March Madness Machine Learning, the State of BYU Basketball and 2011 — long
Hey Cougarboard, I’m a BYU student studying economics and math wanting to go into data science and machine learning. I completed a project this week that I think might be interesting given the recent Tournament, the state of BYU basketball and personally, a belief that Jimmer was destined for the Final Four, but sadly never got there.
So here we go, I will try to not be overly technical, but still be detailed in the analysis, gosh I feel like my dad posting on this thing lol (and if this is too long and boring, believe me I get it).
THE PROBLEM STATEMENT: Can we teach the computer to predict upsets in March Madness
THE ANSWER: Yes. I believe that statistical analysis can provide deep insight into real Tournament success
THE DATA: Our premise utilized regular season data to predict postseason outcomes. We used a team’s seed in that year’s Tournament, along with that team’s historical seeding, general conference rankings (was a team P5/6 depending on the year or outside that group) and season averages for several different statistical categories to then predict the outcomes of games. This regular season data required some serious manipulation. Specifically, we had game by game data which gave us the points, rebounds, assists, fouls, turnovers, blocks, ect for both the winning team and the losing team. So we had to take the average of all of these columns based on who won and lost, then match those averages with their TeamID in the Tournament and weigh their averages based on their records... It was quite a lot of work, and we had to create basically every feature we fed into our model.
THE MODEL: We ran three models, all of which utilized decision treds. Briefly, a decision tree, akin to a flow chart, is a way for you to subset data so you get clean data and can pick an outcome. Because the favorite wins about 70% of the time, we thought about synthetically creating extra upsets, so the machine wouldn’t just pick the favorite. This model wasn’t very interesting because it would only pick 9 overs 8 every once in a while.
We had another model that would penalize itself if it got an upset incorrect, this is called Gradient Boosting, but this model was too risk averse, literally only picking the favorite.
The model that we went with was the simplest, just a simple Random Forest, which is where you create lots of trees and pick with whichever outcome got more votes. We would train this model on 10 random seasons from 2003 to 2018, and then validate on 5, continuing to adjust features until we got a result we really liked. We then ran it on the 2019 data.

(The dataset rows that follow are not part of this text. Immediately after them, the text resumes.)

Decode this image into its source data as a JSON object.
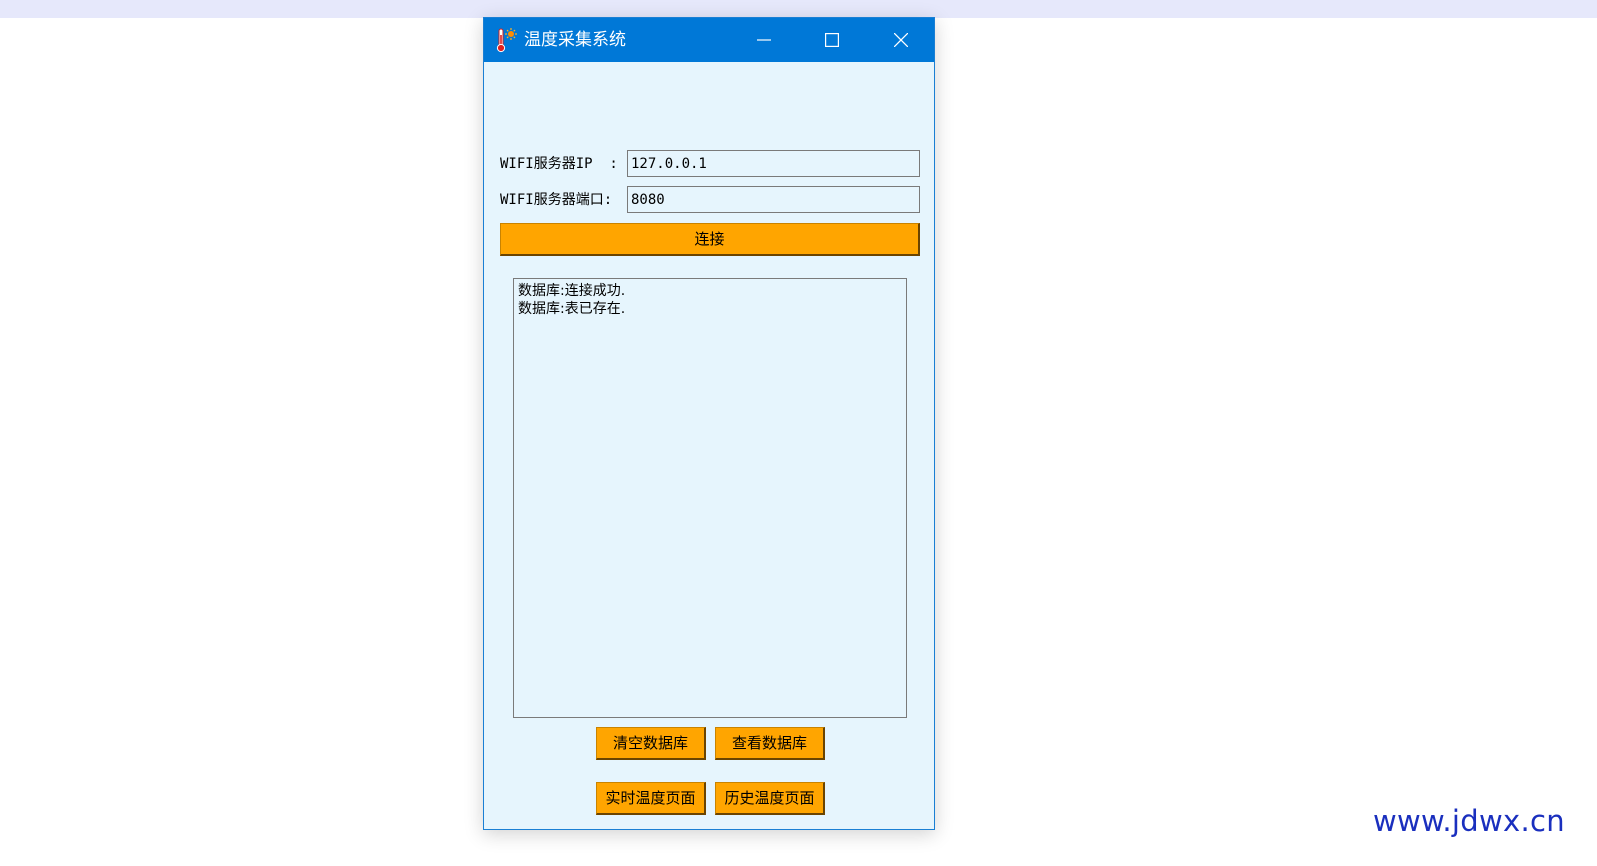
{
  "window": {
    "title": "温度采集系统",
    "icon": "thermometer-sun-icon",
    "controls": {
      "minimize_icon": "minimize-icon",
      "maximize_icon": "maximize-icon",
      "close_icon": "close-icon"
    },
    "titlebar_color": "#0078d7",
    "background_color": "#e6f5fd"
  },
  "form": {
    "ip_label": "WIFI服务器IP  :",
    "ip_value": "127.0.0.1",
    "port_label": "WIFI服务器端口:",
    "port_value": "8080",
    "connect_label": "连接"
  },
  "log": {
    "lines": [
      "数据库:连接成功.",
      "数据库:表已存在."
    ]
  },
  "actions": {
    "clear_db_label": "清空数据库",
    "view_db_label": "查看数据库",
    "realtime_label": "实时温度页面",
    "history_label": "历史温度页面",
    "button_color": "#ffa500"
  },
  "watermark": {
    "text": "www.jdwx.cn",
    "color": "#1a2fbe"
  }
}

RESULTS: The results of our modeled bracket for the 2019 Tournament are in the slideshow attached below. Our model predicted 13/16 Sweet 16 teams, 6/8 elite 8 teams, 3/4 final four, both Texas Tech and Virginia in the championship game, but our model predicted Texas Tech to win it all. It is worth noting that the championship game, the New Mexico State v Auburn, and St Mary’s vs Villanova, were all picked as upsets but were incorrect. However, each of these games could have gone either way, the championship game went to overtime, St Mary’s lost by 4 and NMST lost by 1 and had two chances to win the game. So the games we got wrong, in large part, were typically very tight.
Our model would have earned 1290 points on ESPN good for the 98th Percentile. If we had gotten the championship game right, we would have been 99.7 percentile and if NMST would have won we would have been 99.9 or higher.
TAKEAWAYS: We wanted to see which features (non machine learning people would say they’re statistics) of our model the computer said were the most important in predicting upsets in the Tournament, that is to say which variables did it rely on the most when deciding which teams would advance in any given game.
What Mattered: Our model weighted seeding very heavily, both the seed given from 1-16 and the power seed (teams ranked 1-64). Given that most of the games are played in the first round, where seeding matters a lot more, our model relied on seeding most heavily during the first round. The features that mattered most in the later rounds were actually really interesting.
The next most important group of factors to determine the success of any given team in the Tournament were (a) average points given up by a team in the regular season, (b) total number of defensive rebounds, and (c) number of turnovers forced. This predictive power, (which is different than correlation), between winning in March and fundamental defensive strength was a bit of a sanity check seeing as both Texas Tech and Virginia had top defenses this year. It also provides insight as to why BYU has failed to qualify recently and has traditionally fared very poorly in the Tournament since 2003, with only 3 victories.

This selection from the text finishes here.